Many translators view editors as a necessary evil. According to translator Krzysztof Fordoński, translators would be their own editors because they have a mastery of their chosen languages as well as a “literary gift” of their own to smooth the way for any idioms or metaphors that don’t translate easily. Fordoński admits that most translators “resort” to working with an editor. So what is it about editors that is so irksome to translators like Fordoński?

For one thing, editors and the publishing houses they represent often have different goals than a translator. Fordoński and many other translators believe that good editors of translated works must see reason and leave some incomprehensible translated passages alone. Sometimes this means that these texts “cannot be any different because it is the only way to represent the qualities of the original text.” Fordoński calls this the “literary sensitivity” that is crucial for any editor to have, but most editors call this unrealistic. Even though literary editors don’t like to admit it, it is important that the books they edit sell. Impenetrable passages do not usually make best-sellers. Still, it’s disheartening to hear, as both translator and/or an author, that your work must be changed drastically in order to be successful. That doesn’t even account for all the translations that have overstepped their bounds and deforeignized a text so much that it is completely alien to its original. A classic example of this is William Weaver’s Italian-to-American English translation of Italo Calvino’s Cosmicomics where “ricotta” became “cream cheese.” Presumably, the editors were concerned that American readers would come across the word “ricotta,” realize they were reading a translation, and throw away the book in disgust. Many book lovers agree that this is a case of excessive adaptation, where the goal of making the text read seamlessly to an American audience superseded any loyalty to Calvino’s original syntax, setting, or culture.

Why are editors so concerned with forcing a translated text to read as if it was originally written in its target-language? Surely any reader would give a translated text more leeway if they came across any unfamiliar words or idioms. The trouble is that most readers and reviewers are not even aware that they are reading a translated text.
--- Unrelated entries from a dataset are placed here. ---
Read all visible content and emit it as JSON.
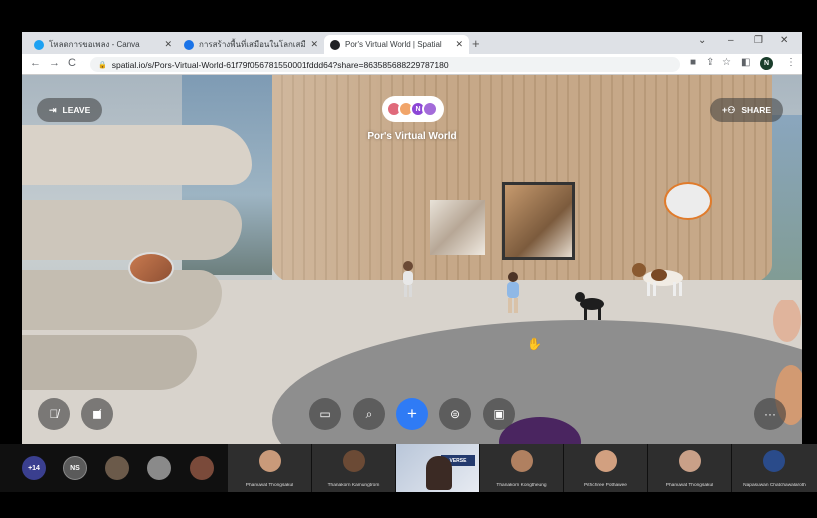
{
  "browser": {
    "tabs": [
      {
        "title": "โหลดการขอเพลง - Canva",
        "favicon_color": "#1da1f2",
        "active": false
      },
      {
        "title": "การสร้างพื้นที่เสมือนในโลกเสมือนจริง",
        "favicon_color": "#1a73e8",
        "active": false
      },
      {
        "title": "Por's Virtual World | Spatial",
        "favicon_color": "#202124",
        "active": true
      }
    ],
    "new_tab_icon": "+",
    "url": "spatial.io/s/Pors-Virtual-World-61f79f056781550001fddd64?share=863585688229787180",
    "profile_initial": "N"
  },
  "spatial": {
    "leave_label": "LEAVE",
    "share_label": "SHARE",
    "world_title": "Por's Virtual World",
    "pill_initial": "N",
    "toolbar_icons": [
      "mic-off-icon",
      "camera-off-icon",
      "content-icon",
      "search-icon",
      "add-icon",
      "emote-icon",
      "share-screen-icon",
      "more-icon"
    ]
  },
  "meeting": {
    "more_count": "+14",
    "self_initials": "NS",
    "participants": [
      {
        "name": "Phanuwat Thongsakul",
        "face_color": "#c99a7a"
      },
      {
        "name": "Thanakorn Kamungtrom",
        "face_color": "#6b4a35"
      },
      {
        "name": "",
        "face_color": "#3b2a24",
        "live": true,
        "banner": "VERSE"
      },
      {
        "name": "Thanakorn Kongtheung",
        "face_color": "#b08060"
      },
      {
        "name": "Pithchree Pothawee",
        "face_color": "#d2a080"
      },
      {
        "name": "Phanuwat Thongsakul",
        "face_color": "#c9a088"
      },
      {
        "name": "Napasuwan Chatchawalaroth",
        "face_color": "#2a4b8a"
      }
    ]
  }
}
The name of a translator is not always featured on a cover and is often only included in a brief acknowledgement. When reviewers read books, they often don’t mention the translator unless they find fault with their work in some way. If they do mention the translator in a positive manner, it is usually to point out that the language of the book flowed as if it was originally written in the target-language. All of this creates the expectation that in order to be a good translation, a reader shouldn’t be able to tell that it was translated at all. Thus we get cream cheese instead of ricotta, and Cosmicomics becomes an American classic.
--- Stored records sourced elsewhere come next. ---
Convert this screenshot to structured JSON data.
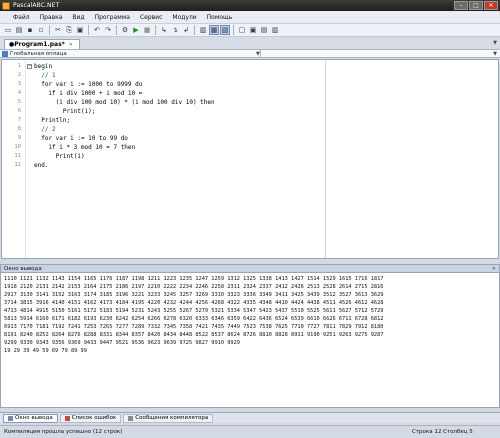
{
  "window": {
    "title": "PascalABC.NET",
    "buttons": [
      "–",
      "□",
      "✕"
    ]
  },
  "menu": [
    "Файл",
    "Правка",
    "Вид",
    "Программа",
    "Сервис",
    "Модули",
    "Помощь"
  ],
  "toolbar": {
    "icons": [
      "new-file-icon",
      "open-icon",
      "save-icon",
      "save-all-icon",
      "cut-icon",
      "copy-icon",
      "paste-icon",
      "undo-icon",
      "redo-icon",
      "compile-icon",
      "run-icon",
      "stop-icon",
      "step-icon",
      "step-into-icon",
      "step-over-icon",
      "editor-view-icon",
      "split-view-icon",
      "output-view-icon",
      "window-a-icon",
      "window-b-icon",
      "window-c-icon",
      "window-d-icon"
    ],
    "glyphs": [
      "▭",
      "▤",
      "▪",
      "▫",
      "✂",
      "⎘",
      "▣",
      "↶",
      "↷",
      "⚙",
      "▶",
      "■",
      "↳",
      "↴",
      "↲",
      "▥",
      "▦",
      "▧",
      "▢",
      "▣",
      "▤",
      "▥"
    ]
  },
  "editor_tab": {
    "label": "●Program1.pas*",
    "close": "✕",
    "dropdown": "▼"
  },
  "scope": {
    "left": "Глобальная оплаца",
    "arrow": "▼"
  },
  "code": {
    "lines": [
      "begin",
      "  // 1",
      "  for var i := 1000 to 9999 do",
      "    if i div 1000 + i mod 10 =",
      "      (i div 100 mod 10) * (i mod 100 div 10) then",
      "        Print(i);",
      "  Println;",
      "  // 2",
      "  for var i := 10 to 99 do",
      "    if i * 3 mod 10 = 7 then",
      "      Print(i)",
      "end."
    ],
    "line_numbers": [
      "1",
      "2",
      "3",
      "4",
      "5",
      "6",
      "7",
      "8",
      "9",
      "10",
      "11",
      "12"
    ]
  },
  "output": {
    "header": "Окно вывода",
    "pin": "✕",
    "lines": [
      "1110 1121 1132 1143 1154 1165 1176 1187 1198 1211 1223 1235 1247 1259 1312 1325 1338 1413 1427 1514 1529 1615 1716 1817",
      "1918 2120 2131 2142 2153 2164 2175 2186 2197 2210 2222 2234 2246 2258 2311 2324 2337 2412 2426 2513 2528 2614 2715 2816",
      "2917 3130 3141 3152 3163 3174 3185 3196 3221 3233 3245 3257 3269 3310 3323 3336 3349 3411 3425 3439 3512 3527 3613 3629",
      "3714 3815 3916 4140 4151 4162 4173 4184 4195 4220 4232 4244 4256 4268 4322 4335 4348 4410 4424 4438 4511 4526 4612 4628",
      "4713 4814 4915 5150 5161 5172 5183 5194 5231 5243 5255 5267 5279 5321 5334 5347 5423 5437 5510 5525 5611 5627 5712 5729",
      "5813 5914 6160 6171 6182 6193 6230 6242 6254 6266 6278 6320 6333 6346 6359 6422 6436 6524 6539 6610 6626 6711 6728 6812",
      "6913 7170 7181 7192 7241 7253 7265 7277 7289 7332 7345 7358 7421 7435 7449 7523 7538 7625 7710 7727 7811 7829 7912 8180",
      "8191 8240 8252 8264 8276 8288 8331 8344 8357 8420 8434 8448 8522 8537 8624 8726 8810 8828 8911 9190 9251 9263 9275 9287",
      "9299 9330 9343 9356 9369 9433 9447 9521 9536 9623 9639 9725 9827 9910 9929",
      "19 29 39 49 59 69 79 89 99"
    ]
  },
  "bottom_tabs": [
    "Окно вывода",
    "Список ошибок",
    "Сообщения компилятора"
  ],
  "status": {
    "message": "Компиляция прошла успешно (12 строк)",
    "position": "Строка  12  Столбец  5"
  }
}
Books should be allowed to “sound foreign,” not necessarily to the point of being incomprehensible in the target-language, but they should not be so Americanized that they become unrecognizable. It is reasonable for a translator to expect their editor to be somewhat familiar with the author’s intent and the meaning behind the original text, and in turn, translators should expect their editors to make concessions of their artistry in favor of clarity and readability. The relationship between a translator and an editor needs to be equitable in order to craft the best version of the text. It is crucial that when translated books are acquired, designed, and marketed, that their translated quality be a key aspect of their identity. Translators themselves are half-authors and half-editors and deserve recognition for their hard work. We may find that audiences are far more receptive to unfamiliar syntax when they know that they are holding a translated book, a type of art in and of itself.